After our cozy night in the little motel we got up bright and early and made our way to the school. To begin, we were actually a little worried because only a few girls showed up within the first little while, eventually we had a good sized group of girls and we were itching to start! We arrived at the school (still freakishly hot) and started setting up the classroom, which was close to perfect as there were only a few desks to be moved. The girls had an open close type of attitude, most were open enough to answer only afterwards they would say “just kidding” or “not really” even though what they’d just said was completely pertinent in the context. This was strange and slightly frustrating, because we want the girls to be comfortable with what they’re saying, and be able to say it with conviction, rather than being shy and retracting comments they think could lead to uncomfortable conversation. We have something called a “Question Box” and we pass papers out to get girls to ask potentially awkward questions on the papers. Well, when we told the girls that they could ask us any questions they wanted, we were pretty shocked to see some of the questions they wanted to ask us. The girls didn’t quite understand that we meant questions for us to answer, rather than questions directed at us. So the FOXY team plus 11 awesome Foxes had a lovely conversation about our personal experiences in regards to sex and relationships, and we retained the option to say “I choose not to answer that question,” just like the Foxes do at all our workshops.

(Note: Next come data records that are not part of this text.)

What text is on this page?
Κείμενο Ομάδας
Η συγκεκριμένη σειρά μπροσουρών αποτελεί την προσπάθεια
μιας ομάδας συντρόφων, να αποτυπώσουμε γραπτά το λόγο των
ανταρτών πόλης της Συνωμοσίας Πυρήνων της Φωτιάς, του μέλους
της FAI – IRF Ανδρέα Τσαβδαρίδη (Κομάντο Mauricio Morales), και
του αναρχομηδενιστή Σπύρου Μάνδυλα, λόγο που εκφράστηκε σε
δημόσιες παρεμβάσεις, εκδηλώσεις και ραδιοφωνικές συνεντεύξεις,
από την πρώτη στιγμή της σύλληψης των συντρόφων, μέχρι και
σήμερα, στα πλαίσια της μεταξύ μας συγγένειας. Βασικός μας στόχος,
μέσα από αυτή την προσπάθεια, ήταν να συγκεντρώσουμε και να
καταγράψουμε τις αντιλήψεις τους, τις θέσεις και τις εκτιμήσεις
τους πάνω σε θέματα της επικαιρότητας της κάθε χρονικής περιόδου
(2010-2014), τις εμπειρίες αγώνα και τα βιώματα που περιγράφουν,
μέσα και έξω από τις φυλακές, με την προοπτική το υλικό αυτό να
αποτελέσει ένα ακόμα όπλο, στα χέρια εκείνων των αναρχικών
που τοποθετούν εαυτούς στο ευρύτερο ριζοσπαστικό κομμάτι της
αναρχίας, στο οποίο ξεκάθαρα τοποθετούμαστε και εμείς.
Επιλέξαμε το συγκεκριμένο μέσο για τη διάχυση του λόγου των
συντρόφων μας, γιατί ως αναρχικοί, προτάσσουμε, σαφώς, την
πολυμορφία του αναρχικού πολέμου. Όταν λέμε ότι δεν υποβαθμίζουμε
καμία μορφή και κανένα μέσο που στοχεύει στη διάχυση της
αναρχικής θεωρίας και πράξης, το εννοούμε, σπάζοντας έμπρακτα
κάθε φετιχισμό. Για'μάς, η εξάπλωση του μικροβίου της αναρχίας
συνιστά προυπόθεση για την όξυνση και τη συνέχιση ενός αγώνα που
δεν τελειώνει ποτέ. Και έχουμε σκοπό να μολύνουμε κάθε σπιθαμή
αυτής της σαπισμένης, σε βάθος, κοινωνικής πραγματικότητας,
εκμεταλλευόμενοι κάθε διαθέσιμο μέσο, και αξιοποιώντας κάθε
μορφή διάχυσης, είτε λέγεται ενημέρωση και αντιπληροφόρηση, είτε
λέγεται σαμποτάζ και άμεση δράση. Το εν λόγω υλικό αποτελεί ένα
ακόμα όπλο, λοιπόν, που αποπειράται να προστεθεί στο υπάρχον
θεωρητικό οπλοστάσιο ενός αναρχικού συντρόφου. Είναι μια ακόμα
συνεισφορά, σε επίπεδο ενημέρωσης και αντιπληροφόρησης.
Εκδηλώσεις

Although the Question Box may not have been as educational as we’d hoped, it definitely served a purpose, whether it was the intended purpose or not. It was a giggling fest at first, but then we got into the juicy stuff which helped us bond with the girls. They got to know a personal side of the team, which eventually helped them open up and get even more out of the workshop when these discussions led to more of our typical questions about condoms and HIV. The girls loved hearing about real life experiences, as well as the scientific side of sexuality. With any workshop there will be misunderstandings or learning experiences. Fort McPherson just goes to show that it makes the best out of every situation!